Wyly fortunes hinge on $3 billion ‘difference of opinion’

A federal jury found Dallas businesman Sam Wyly and his late brother, Charles, perpetrated an offshore stock-trading fraud. The SEC and IRS are seeking as much as $3 billion.
A federal jury found Dallas businesman Sam Wyly and his late brother, Charles, perpetrated an offshore stock-trading fraud. The SEC and IRS are seeking as much as $3 billion.
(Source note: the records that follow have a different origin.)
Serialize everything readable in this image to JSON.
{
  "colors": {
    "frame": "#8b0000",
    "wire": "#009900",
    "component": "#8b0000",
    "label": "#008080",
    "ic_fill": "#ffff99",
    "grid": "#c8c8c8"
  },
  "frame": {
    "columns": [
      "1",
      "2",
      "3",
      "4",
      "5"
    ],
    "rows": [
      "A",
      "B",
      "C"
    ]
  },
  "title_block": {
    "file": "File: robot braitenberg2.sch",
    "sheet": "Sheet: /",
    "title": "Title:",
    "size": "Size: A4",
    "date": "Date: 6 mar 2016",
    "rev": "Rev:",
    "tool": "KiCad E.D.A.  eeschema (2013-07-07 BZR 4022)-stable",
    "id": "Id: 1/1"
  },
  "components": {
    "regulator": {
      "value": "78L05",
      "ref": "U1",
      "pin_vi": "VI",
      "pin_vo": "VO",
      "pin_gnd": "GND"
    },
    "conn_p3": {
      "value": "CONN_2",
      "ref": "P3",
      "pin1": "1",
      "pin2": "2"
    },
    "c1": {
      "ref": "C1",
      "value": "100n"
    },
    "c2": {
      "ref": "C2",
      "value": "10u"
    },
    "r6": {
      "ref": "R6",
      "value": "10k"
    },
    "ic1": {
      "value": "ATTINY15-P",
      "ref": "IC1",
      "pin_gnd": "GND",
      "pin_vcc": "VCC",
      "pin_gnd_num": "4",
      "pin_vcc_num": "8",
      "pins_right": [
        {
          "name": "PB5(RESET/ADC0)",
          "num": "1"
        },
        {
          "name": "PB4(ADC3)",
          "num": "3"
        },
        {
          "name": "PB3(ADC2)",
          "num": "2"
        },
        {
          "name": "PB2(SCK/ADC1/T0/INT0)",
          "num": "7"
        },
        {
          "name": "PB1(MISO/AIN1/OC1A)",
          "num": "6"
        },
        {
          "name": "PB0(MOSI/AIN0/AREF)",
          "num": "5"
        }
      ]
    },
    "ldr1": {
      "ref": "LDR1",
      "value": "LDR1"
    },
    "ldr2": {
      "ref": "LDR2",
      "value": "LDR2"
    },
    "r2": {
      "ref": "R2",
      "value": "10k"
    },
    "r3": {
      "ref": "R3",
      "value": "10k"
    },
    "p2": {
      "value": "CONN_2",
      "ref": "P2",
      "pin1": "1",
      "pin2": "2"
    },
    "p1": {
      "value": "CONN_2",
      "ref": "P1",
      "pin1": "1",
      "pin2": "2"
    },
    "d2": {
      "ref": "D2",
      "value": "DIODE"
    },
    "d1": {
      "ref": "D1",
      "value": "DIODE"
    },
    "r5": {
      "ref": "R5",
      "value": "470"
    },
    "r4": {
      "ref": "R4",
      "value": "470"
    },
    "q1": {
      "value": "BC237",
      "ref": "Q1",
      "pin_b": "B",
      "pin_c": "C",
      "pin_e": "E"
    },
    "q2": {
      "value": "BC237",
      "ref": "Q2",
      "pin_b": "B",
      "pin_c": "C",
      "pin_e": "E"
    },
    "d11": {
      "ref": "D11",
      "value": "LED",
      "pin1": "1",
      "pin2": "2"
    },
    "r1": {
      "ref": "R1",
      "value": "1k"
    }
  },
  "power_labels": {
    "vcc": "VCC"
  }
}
AP

Former Dallas billionaire Samuel Wyly’s “difference of opinion” with the Internal Revenue Service could turn an offshore fortune into an onshore fraud, if the agency gets its way.

Wyly, 81, and the estate of his late brother Charles Wyly joined forces for a trial Wednesday against the IRS in Dallas, seeking to wipe out the agency’s $3 billion claim for back taxes in their Chapter 11 bankruptcy cases.

The Wyly brothers, who developed companies including the arts and crafts retailer Michaels Stores, hid stock offshore and made illegal trades for 13 years, taking in $550 million in illegal profit, a federal jury in Manhattan found in 2014. That case, a victory for the Securities and Exchange Commission, triggered demands for years’ worth of back taxes and penalties by the IRS and forced Wyly and his brother’s widow, Caroline “Dee” Wyly, into bankruptcy.

The dispute in the latest trial hinges on the validity of trusts set up on the Isle of Man by the Wylys starting in 1992. Lawyers for Sam Wyly and his sister-in-law claim the trusts were legitimate, while the IRS argues they were used to avoid taxes and finance lavish lifestyles for Wyly family members from Texas to Colorado.

“It’s not fraud,” the Wylys’ lawyer, Donald Lan, said in an opening statement at the trial. “We think there’s an honest difference of opinion over the law.” By contrast, IRS lawyer Cynthia Messersmith said the case was about lies and “deception” surrounding one of the biggest tax frauds in U.S. history.

The offshore structure was specifically designed to evade taxes, Messersmith said in her opening statement. The profits were repatriated to the U.S. through a variety of schemes, she said, including the trusts’ purchasing of jewelry, art, furnishings and other luxury items for use by the Wylys. The trusts also financed loans to Wyly family members and gifts to the Wyly brothers’ children worth of millions of dollars, Messersmith said.

Lawyers for Caroline Wyly, who is also in her early 80s, have said the IRS lacks evidence that she systematically deceived the agency for 22 years. Caroline Wyly, who was married to Charles Wyly for 56 years before his death in a 2011 car crash, has said she regularly signed tax documents without reviewing them because she trusted her husband and their advisers.

Caroline Wyly has said she was left insolvent after husband’s Porsche was struck by another vehicle in western Colorado, killing him at the age of 77.